I took a step closer, my silver eye boring into his. "The only reason you can afford to be this 'moral' is because the so called heartless people do the ugly math for you. You're a parasite of conscience."

Elliot's face went white. He didn't flinch, but his eyes glazed over with a profound, quiet disappointment that was worse than any scream. "You're right," he whispered, his voice devoid of any warmth. "I am a fool. I thought there was a heart buried under all that 'geometry.' But you're just a hollow shell, Orion. There is no heart in you. You're just... empty."

The silence that followed was suffocating.

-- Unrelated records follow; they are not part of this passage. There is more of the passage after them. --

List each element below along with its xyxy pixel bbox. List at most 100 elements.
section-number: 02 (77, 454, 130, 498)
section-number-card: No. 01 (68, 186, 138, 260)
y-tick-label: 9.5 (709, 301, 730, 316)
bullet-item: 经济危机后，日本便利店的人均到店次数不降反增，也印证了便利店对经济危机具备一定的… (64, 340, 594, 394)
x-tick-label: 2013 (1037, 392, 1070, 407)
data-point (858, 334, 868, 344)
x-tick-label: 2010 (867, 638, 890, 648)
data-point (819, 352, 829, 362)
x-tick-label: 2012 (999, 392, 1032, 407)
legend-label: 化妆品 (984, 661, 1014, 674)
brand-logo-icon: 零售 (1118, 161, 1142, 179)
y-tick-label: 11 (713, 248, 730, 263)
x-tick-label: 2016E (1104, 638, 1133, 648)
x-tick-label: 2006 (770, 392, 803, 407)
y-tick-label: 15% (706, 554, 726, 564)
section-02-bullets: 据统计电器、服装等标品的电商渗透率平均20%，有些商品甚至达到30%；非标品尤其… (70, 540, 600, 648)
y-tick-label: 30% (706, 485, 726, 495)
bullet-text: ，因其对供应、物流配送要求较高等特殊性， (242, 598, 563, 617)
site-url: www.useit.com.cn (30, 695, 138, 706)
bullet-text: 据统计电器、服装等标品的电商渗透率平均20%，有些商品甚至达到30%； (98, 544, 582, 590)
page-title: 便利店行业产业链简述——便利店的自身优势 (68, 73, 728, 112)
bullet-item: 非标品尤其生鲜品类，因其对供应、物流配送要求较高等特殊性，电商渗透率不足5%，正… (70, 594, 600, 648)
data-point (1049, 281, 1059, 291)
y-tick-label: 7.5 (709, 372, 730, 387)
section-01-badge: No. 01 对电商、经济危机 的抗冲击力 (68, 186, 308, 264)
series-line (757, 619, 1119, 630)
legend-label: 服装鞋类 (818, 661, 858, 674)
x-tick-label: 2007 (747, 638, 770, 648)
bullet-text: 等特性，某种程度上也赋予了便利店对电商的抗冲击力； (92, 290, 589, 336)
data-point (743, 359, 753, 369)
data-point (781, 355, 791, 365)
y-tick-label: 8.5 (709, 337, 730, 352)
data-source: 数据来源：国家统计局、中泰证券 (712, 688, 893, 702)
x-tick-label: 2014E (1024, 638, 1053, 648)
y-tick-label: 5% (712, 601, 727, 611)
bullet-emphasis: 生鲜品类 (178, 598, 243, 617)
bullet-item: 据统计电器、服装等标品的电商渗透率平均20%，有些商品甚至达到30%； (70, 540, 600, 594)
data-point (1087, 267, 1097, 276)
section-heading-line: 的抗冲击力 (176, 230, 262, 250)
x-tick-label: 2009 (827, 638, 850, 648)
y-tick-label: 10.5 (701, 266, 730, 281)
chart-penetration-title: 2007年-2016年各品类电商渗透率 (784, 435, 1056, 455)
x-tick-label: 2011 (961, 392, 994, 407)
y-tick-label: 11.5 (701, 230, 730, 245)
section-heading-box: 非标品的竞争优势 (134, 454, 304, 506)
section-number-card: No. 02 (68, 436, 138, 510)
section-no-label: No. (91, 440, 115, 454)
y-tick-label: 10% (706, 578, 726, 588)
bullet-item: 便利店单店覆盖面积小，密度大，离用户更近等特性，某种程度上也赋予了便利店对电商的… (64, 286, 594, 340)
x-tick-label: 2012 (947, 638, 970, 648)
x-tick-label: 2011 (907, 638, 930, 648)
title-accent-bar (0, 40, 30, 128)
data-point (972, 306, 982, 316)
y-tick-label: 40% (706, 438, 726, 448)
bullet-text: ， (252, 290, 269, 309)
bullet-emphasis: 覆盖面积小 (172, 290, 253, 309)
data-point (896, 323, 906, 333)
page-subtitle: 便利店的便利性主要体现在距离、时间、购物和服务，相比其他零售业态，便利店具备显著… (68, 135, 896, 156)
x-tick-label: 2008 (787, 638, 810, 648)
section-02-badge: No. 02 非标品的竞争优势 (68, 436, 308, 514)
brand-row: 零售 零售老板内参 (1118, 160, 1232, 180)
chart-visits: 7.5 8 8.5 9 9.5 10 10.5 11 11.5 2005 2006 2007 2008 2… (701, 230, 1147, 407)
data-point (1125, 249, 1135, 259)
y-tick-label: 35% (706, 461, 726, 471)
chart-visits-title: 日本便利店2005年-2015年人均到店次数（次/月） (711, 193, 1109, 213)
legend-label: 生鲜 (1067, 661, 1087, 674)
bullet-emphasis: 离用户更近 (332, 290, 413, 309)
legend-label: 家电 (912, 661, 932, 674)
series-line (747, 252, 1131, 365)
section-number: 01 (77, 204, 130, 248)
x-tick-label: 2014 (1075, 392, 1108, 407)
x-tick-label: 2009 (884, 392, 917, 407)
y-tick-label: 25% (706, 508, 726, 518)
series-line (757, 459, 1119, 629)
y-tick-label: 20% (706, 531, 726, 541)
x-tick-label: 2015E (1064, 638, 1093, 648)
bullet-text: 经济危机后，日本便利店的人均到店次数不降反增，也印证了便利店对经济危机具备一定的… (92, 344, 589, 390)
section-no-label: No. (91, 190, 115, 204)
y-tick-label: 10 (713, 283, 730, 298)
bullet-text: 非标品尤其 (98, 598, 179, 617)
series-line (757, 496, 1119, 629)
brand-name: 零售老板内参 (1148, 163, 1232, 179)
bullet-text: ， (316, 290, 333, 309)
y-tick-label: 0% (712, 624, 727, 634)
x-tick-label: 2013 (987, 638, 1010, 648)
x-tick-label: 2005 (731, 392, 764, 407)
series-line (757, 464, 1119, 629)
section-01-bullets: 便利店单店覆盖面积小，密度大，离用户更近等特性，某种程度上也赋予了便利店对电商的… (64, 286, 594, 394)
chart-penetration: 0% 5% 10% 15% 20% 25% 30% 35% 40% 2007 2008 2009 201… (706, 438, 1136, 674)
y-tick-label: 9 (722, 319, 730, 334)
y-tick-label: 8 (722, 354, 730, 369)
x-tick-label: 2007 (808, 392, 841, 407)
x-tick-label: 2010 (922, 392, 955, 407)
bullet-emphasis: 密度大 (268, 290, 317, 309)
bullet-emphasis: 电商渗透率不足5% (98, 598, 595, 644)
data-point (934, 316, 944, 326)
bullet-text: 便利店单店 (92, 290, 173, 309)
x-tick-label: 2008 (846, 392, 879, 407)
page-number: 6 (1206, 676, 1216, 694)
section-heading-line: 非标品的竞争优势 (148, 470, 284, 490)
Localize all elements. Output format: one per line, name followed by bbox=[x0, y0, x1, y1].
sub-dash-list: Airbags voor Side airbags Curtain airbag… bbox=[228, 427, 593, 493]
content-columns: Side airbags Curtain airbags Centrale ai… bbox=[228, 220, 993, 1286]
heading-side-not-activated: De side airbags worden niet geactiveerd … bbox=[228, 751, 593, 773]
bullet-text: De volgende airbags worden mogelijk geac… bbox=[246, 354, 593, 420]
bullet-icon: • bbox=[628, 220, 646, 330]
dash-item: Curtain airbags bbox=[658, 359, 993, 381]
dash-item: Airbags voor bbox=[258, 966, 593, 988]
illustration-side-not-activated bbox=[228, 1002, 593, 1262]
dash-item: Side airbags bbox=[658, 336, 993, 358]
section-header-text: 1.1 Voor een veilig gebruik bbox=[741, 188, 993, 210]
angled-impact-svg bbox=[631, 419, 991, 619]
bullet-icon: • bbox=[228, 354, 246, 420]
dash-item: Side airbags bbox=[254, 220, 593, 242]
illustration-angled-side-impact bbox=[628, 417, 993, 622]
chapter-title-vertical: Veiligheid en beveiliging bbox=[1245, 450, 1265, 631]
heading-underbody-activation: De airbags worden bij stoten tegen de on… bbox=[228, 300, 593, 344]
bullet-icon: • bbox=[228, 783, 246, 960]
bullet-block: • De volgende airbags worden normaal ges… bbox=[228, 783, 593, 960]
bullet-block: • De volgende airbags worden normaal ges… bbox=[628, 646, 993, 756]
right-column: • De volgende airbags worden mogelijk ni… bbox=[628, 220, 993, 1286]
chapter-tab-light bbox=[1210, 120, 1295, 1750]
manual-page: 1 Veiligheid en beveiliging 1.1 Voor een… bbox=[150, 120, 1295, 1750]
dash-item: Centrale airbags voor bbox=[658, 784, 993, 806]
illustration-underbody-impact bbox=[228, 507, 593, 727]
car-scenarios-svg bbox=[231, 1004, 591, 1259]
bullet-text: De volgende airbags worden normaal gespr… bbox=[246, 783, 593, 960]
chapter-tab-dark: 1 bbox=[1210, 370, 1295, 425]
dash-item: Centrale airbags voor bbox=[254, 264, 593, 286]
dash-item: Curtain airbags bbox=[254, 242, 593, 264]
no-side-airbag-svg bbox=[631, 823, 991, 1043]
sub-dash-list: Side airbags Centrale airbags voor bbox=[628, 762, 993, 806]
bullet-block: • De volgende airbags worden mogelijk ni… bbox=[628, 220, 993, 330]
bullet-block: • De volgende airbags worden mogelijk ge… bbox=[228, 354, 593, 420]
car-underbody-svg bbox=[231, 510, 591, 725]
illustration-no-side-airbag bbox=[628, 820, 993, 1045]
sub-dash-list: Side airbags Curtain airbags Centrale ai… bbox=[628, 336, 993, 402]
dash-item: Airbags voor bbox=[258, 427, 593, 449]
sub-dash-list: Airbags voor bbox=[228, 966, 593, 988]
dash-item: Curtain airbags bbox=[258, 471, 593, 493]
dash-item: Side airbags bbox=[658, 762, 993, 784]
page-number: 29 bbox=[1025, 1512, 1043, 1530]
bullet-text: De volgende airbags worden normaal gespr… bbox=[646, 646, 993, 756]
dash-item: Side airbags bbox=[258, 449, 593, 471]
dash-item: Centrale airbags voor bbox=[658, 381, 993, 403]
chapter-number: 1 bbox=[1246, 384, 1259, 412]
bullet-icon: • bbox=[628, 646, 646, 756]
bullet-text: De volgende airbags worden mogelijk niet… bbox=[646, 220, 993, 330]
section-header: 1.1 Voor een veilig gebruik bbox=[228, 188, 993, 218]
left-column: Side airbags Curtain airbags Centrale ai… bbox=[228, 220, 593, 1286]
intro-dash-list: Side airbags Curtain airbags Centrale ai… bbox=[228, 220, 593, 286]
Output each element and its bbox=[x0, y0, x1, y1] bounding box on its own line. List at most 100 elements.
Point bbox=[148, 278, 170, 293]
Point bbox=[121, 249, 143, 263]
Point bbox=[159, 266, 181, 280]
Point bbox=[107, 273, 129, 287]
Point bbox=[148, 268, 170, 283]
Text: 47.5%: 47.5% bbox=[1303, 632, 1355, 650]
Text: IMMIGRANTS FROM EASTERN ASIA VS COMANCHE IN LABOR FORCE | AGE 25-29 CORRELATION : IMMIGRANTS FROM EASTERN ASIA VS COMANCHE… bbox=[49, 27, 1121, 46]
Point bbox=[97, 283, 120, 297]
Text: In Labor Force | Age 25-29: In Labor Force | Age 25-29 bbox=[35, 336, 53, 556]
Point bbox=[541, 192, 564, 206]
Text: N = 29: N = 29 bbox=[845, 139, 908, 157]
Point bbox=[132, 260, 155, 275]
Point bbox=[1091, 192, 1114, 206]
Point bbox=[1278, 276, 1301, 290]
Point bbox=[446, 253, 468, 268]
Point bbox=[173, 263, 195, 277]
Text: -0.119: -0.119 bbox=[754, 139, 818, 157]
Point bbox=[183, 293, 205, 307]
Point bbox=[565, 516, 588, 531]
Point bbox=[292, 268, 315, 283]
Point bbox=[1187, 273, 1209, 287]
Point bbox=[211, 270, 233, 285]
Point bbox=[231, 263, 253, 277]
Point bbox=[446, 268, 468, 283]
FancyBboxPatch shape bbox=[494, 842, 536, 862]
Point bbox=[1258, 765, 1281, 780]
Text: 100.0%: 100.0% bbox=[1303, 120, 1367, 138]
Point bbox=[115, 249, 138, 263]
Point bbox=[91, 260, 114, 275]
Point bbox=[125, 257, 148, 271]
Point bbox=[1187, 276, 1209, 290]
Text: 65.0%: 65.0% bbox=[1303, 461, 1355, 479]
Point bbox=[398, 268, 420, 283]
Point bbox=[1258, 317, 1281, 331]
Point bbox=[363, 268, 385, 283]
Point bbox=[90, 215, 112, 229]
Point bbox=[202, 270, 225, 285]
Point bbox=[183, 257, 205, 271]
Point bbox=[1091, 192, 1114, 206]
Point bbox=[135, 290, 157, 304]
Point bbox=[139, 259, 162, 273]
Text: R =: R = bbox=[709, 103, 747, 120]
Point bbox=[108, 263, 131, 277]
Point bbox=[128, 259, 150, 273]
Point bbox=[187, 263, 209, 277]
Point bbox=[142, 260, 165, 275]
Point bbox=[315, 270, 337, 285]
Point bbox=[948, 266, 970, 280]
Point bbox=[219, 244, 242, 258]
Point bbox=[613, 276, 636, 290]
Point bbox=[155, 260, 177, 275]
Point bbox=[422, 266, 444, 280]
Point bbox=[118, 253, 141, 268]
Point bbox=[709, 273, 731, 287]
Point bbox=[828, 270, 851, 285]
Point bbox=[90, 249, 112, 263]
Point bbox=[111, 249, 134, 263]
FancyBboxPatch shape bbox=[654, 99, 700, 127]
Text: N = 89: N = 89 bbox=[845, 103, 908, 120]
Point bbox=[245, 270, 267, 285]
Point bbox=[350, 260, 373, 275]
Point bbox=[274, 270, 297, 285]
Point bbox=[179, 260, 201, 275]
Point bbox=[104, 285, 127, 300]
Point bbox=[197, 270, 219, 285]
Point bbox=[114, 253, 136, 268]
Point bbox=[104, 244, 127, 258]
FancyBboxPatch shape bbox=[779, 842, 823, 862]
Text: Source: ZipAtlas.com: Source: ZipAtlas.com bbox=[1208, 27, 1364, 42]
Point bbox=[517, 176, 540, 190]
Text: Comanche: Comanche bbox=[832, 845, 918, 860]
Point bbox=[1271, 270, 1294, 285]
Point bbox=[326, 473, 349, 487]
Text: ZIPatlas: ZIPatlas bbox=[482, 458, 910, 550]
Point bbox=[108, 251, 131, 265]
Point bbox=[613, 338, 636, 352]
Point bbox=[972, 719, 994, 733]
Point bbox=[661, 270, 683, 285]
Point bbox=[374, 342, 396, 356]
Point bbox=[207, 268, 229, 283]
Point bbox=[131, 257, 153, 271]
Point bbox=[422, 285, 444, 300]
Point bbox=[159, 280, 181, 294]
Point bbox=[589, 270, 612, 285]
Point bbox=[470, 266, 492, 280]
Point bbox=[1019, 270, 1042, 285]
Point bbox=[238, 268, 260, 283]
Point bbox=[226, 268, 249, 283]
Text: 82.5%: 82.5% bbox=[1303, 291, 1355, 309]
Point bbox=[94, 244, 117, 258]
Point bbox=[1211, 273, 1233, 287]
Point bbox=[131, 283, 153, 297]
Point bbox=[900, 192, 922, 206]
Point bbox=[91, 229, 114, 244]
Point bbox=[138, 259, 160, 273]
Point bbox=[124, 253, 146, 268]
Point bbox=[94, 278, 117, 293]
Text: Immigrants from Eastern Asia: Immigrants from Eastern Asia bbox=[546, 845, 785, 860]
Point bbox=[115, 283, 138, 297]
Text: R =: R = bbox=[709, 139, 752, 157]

Elliot turned his back on me completely, moving to Hagrid's side and resting a hand on the giant's shoulder. He didn't look at me again. He didn't even acknowledge I was in the room. The exclusion was physical, a wall of ice built in seconds.

Harper's heart clenched as she watched the rift.

Minutes passed like a bomb.

I was still fuming at the damn audacity to question my methods when he hadn't seen the truth of the world. 

Soft hearts died early. 

"You know," Harper began, her voice desperate and shaking, slightly. Perhaps trying to fill a void and fix a cut line. "If you really can help... we could give you something in return."

My gaze snapped to hers, my heart still hammering against my ribs from the adrenaline of the fight. "What could you possibly give me?"

The Gryffindors went silent.

I remembered something.

"Actually," I said, my voice dropping. "You have an Invisibility Cloak, don't you?"

Ron gasped. "How do you even know about that?"

"I guarantee I can save the Hippogriff. In return, I want to study that cloak."

Harry and Harper exchanged looks, then glanced at Elliot. He remained hunched over Hagrid, refusing to even acknowledge my presence. His silence was a scream of judgment. I felt his mocking voice in my mind.

Heartless.

They slowly, solemnly, nodded.

I said nothing. I breathed out through my nose and swept out of the hut. As I walked back up the hill, the guilt was a dull ache. But beneath it was a faint, unmistakable excitement.

I had struck a bargain for the Cloak.

But as I looked back at the hut, I realized the cost was higher than I'd anticipated.